SPETTRI
Miriam Palombi
L’odore del sangue lo eccitava. Il liquido si era rappreso incrostandosi sotto le unghie. John portò le dita alla bocca e assaporò quel gusto dolciastro che si sciolse nuovamente. Si stese sul letto sfatto. Le luci che illuminavano la città entravano prepotenti nella stanza, trasformando il grigiore delle pareti in un caleidoscopio di colori.
Un altro dannatissimo Natale, pensò, prima di scivolare nel sonno.
*
Il mugolio di un animale ferito lo raggiunse nel torpore. Aprì gli occhi, mentre qualcosa emergeva dall’oscurità. Era una creatura piccola ed emaciata. Il debole cono di luce illuminò un viso segnato dalla paura. In quegli occhi scuri scorse qualcosa di familiare.

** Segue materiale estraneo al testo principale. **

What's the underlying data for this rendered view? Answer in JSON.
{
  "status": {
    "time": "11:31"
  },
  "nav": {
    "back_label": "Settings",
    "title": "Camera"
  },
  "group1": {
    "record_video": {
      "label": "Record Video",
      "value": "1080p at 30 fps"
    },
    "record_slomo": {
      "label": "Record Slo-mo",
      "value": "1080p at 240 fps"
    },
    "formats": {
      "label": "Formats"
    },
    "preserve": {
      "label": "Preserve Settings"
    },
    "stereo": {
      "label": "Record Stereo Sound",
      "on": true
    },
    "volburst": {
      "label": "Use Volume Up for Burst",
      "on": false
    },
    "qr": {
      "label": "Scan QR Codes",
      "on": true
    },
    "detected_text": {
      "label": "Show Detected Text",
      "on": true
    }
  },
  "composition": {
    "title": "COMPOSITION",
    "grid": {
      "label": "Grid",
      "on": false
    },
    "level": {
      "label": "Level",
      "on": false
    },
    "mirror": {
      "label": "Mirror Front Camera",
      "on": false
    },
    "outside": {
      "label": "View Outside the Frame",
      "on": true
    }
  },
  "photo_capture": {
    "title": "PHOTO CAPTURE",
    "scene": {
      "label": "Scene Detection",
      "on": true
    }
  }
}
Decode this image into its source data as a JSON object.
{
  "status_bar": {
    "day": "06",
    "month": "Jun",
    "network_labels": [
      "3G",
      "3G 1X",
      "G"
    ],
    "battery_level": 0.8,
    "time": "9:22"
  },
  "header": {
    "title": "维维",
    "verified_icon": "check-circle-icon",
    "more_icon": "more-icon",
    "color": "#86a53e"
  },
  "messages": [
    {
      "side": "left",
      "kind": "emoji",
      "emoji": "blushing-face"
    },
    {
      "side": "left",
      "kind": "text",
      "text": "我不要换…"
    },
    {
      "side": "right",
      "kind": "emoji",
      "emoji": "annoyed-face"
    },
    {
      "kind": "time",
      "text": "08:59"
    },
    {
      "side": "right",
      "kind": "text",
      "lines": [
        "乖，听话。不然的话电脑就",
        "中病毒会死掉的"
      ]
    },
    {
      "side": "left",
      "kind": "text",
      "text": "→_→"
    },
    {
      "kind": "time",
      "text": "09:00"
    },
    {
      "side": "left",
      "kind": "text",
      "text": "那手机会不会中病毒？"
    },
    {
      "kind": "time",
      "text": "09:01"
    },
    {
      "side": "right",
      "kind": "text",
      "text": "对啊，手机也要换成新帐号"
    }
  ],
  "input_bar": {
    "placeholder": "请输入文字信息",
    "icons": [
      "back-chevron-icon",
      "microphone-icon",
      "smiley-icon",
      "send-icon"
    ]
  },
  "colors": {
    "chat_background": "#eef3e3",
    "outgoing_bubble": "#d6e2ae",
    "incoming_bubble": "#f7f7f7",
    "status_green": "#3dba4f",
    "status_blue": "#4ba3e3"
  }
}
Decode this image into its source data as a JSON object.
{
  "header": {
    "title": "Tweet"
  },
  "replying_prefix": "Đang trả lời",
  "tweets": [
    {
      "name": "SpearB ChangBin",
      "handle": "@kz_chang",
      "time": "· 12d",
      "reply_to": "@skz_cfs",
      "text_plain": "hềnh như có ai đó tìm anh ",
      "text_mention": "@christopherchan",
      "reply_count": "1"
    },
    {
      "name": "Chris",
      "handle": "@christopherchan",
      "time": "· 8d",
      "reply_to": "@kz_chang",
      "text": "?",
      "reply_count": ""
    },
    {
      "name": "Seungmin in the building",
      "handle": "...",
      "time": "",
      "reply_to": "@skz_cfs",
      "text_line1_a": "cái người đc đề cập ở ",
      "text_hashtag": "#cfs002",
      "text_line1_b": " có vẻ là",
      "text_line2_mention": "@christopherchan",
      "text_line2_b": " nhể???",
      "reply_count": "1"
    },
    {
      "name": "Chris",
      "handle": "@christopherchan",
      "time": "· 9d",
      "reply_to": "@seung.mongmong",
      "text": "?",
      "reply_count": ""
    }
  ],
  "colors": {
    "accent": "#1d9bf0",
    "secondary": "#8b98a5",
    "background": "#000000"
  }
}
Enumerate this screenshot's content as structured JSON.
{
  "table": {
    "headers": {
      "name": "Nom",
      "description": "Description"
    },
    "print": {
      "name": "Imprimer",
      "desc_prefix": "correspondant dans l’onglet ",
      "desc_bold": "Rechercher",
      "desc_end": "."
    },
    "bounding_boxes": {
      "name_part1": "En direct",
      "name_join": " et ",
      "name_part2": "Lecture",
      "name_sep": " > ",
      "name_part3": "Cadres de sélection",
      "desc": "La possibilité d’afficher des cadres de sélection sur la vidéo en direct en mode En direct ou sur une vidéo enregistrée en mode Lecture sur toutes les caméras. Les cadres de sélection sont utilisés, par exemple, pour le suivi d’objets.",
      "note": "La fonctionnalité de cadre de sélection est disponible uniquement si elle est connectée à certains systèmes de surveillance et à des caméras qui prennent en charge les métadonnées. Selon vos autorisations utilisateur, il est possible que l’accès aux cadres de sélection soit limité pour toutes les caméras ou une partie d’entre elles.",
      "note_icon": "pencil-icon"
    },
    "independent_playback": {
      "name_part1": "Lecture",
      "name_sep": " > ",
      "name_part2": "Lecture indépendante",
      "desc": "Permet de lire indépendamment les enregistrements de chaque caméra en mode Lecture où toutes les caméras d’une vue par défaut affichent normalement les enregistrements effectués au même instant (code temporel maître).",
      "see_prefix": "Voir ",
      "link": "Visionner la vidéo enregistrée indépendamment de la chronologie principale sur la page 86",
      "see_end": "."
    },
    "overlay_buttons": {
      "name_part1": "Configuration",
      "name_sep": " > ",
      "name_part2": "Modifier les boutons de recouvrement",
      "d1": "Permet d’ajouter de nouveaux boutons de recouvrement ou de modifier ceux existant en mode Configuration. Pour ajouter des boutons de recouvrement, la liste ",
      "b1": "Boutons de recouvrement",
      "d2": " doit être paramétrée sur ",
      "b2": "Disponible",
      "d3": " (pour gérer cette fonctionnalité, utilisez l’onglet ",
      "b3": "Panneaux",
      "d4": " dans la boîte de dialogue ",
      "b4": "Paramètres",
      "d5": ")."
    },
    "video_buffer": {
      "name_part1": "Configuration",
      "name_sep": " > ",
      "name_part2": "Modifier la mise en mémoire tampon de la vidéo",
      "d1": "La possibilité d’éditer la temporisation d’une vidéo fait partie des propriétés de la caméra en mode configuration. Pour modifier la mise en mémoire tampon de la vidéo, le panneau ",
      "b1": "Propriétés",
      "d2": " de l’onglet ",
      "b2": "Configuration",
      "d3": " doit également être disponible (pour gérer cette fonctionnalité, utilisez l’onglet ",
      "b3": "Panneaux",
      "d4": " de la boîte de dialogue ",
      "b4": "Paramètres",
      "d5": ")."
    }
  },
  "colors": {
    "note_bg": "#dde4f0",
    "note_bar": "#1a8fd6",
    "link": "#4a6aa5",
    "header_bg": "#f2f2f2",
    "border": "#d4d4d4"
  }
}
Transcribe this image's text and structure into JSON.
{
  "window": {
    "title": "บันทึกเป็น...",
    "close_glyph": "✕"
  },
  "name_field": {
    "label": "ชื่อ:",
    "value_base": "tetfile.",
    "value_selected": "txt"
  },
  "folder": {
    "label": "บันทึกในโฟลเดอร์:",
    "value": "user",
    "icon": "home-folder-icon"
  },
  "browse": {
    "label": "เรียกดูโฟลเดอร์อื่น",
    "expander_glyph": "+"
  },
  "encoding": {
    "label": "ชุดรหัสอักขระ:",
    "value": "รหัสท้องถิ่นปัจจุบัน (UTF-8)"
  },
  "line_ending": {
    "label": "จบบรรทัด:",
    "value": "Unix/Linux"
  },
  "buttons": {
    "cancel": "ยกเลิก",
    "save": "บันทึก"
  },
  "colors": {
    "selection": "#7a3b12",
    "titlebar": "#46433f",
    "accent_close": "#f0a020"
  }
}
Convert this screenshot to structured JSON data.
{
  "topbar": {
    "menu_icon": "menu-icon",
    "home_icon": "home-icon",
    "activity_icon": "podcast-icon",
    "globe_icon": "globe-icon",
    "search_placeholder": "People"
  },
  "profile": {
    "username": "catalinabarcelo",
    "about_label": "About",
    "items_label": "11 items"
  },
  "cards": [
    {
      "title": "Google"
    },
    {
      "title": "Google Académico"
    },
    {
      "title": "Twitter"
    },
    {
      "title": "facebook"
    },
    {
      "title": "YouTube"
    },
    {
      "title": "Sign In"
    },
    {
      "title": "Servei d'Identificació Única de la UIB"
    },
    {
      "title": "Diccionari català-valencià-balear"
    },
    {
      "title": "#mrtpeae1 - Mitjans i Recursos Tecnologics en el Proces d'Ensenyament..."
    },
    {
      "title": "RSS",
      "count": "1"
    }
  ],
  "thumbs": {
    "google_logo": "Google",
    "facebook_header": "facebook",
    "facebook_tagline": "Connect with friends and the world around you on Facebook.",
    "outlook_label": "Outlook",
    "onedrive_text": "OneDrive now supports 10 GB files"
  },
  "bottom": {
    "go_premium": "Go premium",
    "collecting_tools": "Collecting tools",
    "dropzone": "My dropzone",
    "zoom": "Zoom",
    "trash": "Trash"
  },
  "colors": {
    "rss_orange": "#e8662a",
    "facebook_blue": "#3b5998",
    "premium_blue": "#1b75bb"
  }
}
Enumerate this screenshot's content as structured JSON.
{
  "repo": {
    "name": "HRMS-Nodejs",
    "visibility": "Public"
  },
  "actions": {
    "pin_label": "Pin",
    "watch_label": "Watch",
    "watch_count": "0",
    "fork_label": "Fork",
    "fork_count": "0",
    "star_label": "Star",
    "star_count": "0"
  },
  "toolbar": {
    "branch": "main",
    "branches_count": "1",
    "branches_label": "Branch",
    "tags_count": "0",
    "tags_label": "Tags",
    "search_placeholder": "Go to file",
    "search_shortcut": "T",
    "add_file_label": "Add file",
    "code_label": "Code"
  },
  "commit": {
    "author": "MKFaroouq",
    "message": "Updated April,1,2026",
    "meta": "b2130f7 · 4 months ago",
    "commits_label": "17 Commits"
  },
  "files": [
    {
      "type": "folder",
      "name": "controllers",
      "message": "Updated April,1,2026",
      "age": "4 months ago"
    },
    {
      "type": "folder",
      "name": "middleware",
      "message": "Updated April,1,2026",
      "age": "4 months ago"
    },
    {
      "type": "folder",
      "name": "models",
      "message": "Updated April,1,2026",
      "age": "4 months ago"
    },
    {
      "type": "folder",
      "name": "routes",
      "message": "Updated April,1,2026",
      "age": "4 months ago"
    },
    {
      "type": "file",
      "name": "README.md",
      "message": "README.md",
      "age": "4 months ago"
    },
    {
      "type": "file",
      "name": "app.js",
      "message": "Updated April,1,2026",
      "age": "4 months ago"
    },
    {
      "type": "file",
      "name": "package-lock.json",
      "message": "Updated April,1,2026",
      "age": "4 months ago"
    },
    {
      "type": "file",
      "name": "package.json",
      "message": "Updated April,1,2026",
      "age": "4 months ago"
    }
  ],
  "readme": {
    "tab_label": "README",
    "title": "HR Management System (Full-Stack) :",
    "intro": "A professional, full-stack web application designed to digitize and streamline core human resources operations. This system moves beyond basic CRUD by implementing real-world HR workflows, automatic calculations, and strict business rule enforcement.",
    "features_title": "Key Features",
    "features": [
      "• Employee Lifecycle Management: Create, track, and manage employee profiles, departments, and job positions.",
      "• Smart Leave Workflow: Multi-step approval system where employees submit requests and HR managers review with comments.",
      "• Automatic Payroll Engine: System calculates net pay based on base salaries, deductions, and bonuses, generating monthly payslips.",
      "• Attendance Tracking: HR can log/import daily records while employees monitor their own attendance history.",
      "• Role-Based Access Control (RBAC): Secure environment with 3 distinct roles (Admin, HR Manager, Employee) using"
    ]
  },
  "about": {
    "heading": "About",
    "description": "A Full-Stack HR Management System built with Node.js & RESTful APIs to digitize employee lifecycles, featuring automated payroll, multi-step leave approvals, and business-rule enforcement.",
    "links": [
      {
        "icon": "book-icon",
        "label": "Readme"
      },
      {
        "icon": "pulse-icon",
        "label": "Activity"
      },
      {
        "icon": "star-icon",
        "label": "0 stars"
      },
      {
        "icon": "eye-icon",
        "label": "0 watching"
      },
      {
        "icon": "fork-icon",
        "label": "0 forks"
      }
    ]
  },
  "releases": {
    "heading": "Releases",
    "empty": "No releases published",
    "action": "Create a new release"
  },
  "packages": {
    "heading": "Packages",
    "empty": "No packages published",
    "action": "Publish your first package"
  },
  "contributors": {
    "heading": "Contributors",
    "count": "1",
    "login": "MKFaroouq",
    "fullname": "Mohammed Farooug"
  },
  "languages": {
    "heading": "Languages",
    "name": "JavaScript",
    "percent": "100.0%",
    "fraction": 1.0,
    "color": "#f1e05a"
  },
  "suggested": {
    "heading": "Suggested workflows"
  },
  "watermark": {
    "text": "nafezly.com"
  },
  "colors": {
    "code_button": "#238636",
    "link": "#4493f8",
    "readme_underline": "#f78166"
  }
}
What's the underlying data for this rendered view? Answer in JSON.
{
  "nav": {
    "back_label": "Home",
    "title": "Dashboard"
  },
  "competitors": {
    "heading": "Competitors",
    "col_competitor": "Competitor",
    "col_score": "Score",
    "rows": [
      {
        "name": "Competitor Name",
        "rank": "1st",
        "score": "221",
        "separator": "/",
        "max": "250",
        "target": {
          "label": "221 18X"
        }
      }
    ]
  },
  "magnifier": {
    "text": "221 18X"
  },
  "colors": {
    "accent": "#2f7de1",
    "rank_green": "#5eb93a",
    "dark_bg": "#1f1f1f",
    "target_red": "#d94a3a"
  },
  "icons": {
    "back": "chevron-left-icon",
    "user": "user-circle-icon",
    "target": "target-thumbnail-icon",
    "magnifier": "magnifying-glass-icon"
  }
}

«Avresti dovuto ucciderlo.» Il volto inespressivo del bimbo si trasformò in una smorfia di dolore. All’improvviso John riconobbe se stesso. Quella era la sua voce.
«Non dovevi permettergli di farmi questo. Mille e mille volte ancora.» Il bimbo sollevò i polsi tremanti, segnati da lividi bluastri.
Ricacciò quell’incubo, quello spettro, o qualunque cosa fosse, nello stesso buco nero dal quale era giunto. Quello era il suo passato. Cominciò a contare…
Nove… otto…
Voleva solo dormire.
*
Un leggero ticchettio sul vetro ruppe il silenzio, cadenzato come un richiamo. Erano unghie laccate di un viola cupo, simile a uva matura. Due si erano spezzate alla radice, mostrando una lunetta di carne viva. Non c’erano più. Erano rimaste lì, incastonate nel terreno argilloso come gemme rare.
Era impossibile. Non poteva essere lei. L’aveva appena uccisa. Poi vide quel collare vermiglio emergere dalla pelle diafana e seppe di essersi sbagliato.
La testa, quasi staccata dal resto del corpo, dondolava in modo grottesco. La mandibola slogata pendeva di lato, mostrando tra le labbra costrette un tetro sorriso sghembo.
«Non dovevi farmi male.» Le parole gli uscirono dalla mascella serrata in un biascichio appena comprensibile. Quella nuova visione pian piano lo abbandonò.
*
L’ombra nera era in piedi davanti al suo letto, silenziosa. Il volto celato da un ampio cappuccio. La lama di falce risplendeva nel buio, sorretta da un arto scheletrico come ramo secco.
«Sai cosa devi fare ora, vero?» disse il terzo spettro, coperto da un nero sudario.
John strinse la canna della pistola tra i denti. Il metallo freddo sulla lingua sapeva di buono.